Adults with previous COVID-19 diagnosis less likely to get the vaccination

A team of Tufts researchers examined COVID-19 vaccination coverage, behaviors, and intentions among adults with previous diagnosis in the United States.
Gloved hand holding vial of COVID-19 vaccine

In a study analyzing COVID-19 vaccination coverage among adults, a team of Tufts University researchers found that those that had previously been diagnosed were less likely to have received the vaccine and were more reluctant to do so in the future.

The study was led by Kimberly Nguyen, assistant professor in the Department of Public Health & Community Medicine, and co-authored by professors, Laura Corlin and Jennifer Allen, and students, Jing Huang and Kathrine Mansfield.

“This study was important to me because earlier studies have shown lagging COVID-19 vaccination rates and increases in COVID-19 cases during the summer of 2021, with many people saying that they did not believe they needed the vaccine,” said Nguyen. “I was interested in seeing vaccination rates among people who had COVID-19 and their reasons for not vaccinating in comparison to those who did not have COVID-19 to see if there are any differences. This would help local, state, and national efforts to focus messaging and strategies to increase vaccination coverage.”

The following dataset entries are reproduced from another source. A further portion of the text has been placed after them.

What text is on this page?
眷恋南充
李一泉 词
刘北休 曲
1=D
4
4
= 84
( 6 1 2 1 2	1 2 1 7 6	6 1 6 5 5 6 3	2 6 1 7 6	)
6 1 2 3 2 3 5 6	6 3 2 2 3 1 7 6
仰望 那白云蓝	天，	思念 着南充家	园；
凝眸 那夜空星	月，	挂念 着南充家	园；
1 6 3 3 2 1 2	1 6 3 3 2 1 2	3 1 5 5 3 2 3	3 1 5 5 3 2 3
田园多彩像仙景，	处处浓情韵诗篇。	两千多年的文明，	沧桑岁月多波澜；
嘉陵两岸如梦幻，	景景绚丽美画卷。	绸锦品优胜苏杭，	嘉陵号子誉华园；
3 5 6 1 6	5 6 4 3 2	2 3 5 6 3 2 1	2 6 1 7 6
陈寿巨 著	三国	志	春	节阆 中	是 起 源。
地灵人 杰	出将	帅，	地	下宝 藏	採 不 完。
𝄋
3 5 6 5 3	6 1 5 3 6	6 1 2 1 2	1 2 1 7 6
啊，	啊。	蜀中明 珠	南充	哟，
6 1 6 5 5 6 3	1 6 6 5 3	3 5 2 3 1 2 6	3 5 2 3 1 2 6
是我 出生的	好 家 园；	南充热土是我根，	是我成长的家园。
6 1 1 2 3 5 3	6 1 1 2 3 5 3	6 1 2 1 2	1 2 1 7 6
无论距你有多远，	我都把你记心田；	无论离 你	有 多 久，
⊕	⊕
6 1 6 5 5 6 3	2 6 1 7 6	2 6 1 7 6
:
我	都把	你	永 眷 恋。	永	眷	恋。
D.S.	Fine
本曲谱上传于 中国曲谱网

To help reduce the overall burden of COVID-19 and increase vaccination rates, these findings suggest that authorities should increase educational and confidence-building interventions on adults. Physicians and health professionals should emphasize the value of being vaccinated, regardless of previous COVID-19 diagnosis.

“Vaccination programs can build confidence in COVID-19 vaccines by sharing clear messages about the COVID-19 vaccine and addressing misinformation, empowering healthcare personnel to recommend vaccines, and building trust with individuals and communities,” said Nguyen.